Na kolejnych szczeblach zarządzania zwoływano sztaby kryzysowe, które miały zdecydować, jak przygotować się na podobne wydarzenia w przyszłości. Ostatecznie sztab – z udziałem premiera, a także burmistrza miasta Olita – zwołał prezydent kraju. Ustalono, że zostaną poprawione procedury, które zawiodły. Prezydent Gitanas Nausėda odwiedził też miejsce pożaru, gdzie mówił, że konieczne są nie tylko zmiany zasad reagowania w przyszłości, ale i zadbanie o to, by opanować nad skutkami ostatniego pożaru.
To zadanie powierzono między innymi służbom ochrony środowiska, ale też instytucji zajmującej się bezpieczeństwem żywności. Efektem było między innymi to, że rolników w promieniu kilku kilometrów poinformowano, że przez pewien czas nie mogą pić i sprzedawać mleka od swoich krów. Pobrano zresztą jego próbki, by sprawdzić poziom dioksyn. Dodatkowo w promieniu 10 kilometrów od miejsca pożaru pobrano próbki wody i ziemi, by sprawdzić, czy nie uległy skażeniu.
A w domach znajdujących się w bezpośrednim sąsiedztwie sprawdzono jakość powietrza i to, czy nie ma tam zbyt wysokich stężeń szkodliwych substancji chemicznych, które uwalniają się, kiedy płonie guma. Część z tych działań mogła być oczywiście pokazówką, która miała związek z oburzeniem opinii publicznej. Bez niej sprawa mogłaby się rozgrywać zupełnie inaczej.

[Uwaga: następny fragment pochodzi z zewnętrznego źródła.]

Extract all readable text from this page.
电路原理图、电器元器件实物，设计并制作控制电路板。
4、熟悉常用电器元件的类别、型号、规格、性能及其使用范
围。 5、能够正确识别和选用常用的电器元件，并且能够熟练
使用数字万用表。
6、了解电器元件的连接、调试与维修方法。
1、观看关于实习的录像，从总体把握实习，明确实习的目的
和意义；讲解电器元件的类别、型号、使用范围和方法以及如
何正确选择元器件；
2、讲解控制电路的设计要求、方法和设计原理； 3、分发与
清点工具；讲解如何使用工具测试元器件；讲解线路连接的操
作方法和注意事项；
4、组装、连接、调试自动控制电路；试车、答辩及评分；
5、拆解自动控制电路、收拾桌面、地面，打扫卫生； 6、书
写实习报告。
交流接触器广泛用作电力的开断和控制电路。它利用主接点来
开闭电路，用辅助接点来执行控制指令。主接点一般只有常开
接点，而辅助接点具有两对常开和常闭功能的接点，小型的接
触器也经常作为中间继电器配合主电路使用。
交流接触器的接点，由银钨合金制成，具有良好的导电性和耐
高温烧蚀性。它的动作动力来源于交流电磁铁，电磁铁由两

Choć patrząc na to, co zrobiono w pierwszych chwilach, można mieć pewność, że i tak byłaby to reakcja daleka od tego, z czym mielibyśmy do czynienia w Polsce. Nikt nie ogłaszał tam bowiem jeszcze przed zbadaniem skutków, że nie ma zagrożenia dla zdrowia mieszkańców. Biorąc więc poprawkę na to, że rzecz była bardzo medialna, i tak życzyłbym sobie, żeby zainspirowała polskich polityków oraz szefostwo służb ochrony środowiska do tego, by ją podpatrzyć i uczyć się na litewskiej reakcji.
Ponieważ jednak nie wierzę w to, że zrobią coś takiego z własnej woli, to zwracam uwagę, jak świetny efekt przyniosła internetowa petycja, domagająca się odwołania minister spraw wewnętrznych odpowiedzialnej za brak przygotowania służb. Kilkadziesiąt tysięcy podpisów pod takim dokumentem żadnego polityka nie pozostawi obojętnym. Proponowałbym więc, by następnym razem, kiedy przez Polskę przejdzie seria pożarów odpadów lub służby zamiast reagować na zagrożenia będą ogłaszać, że może „not great”, ale też przecież „not terrible”, sięgnąć po to narzędzie i jasno wskazać osobę, od której należy w takiej sytuacji oczekiwać działań i efektów.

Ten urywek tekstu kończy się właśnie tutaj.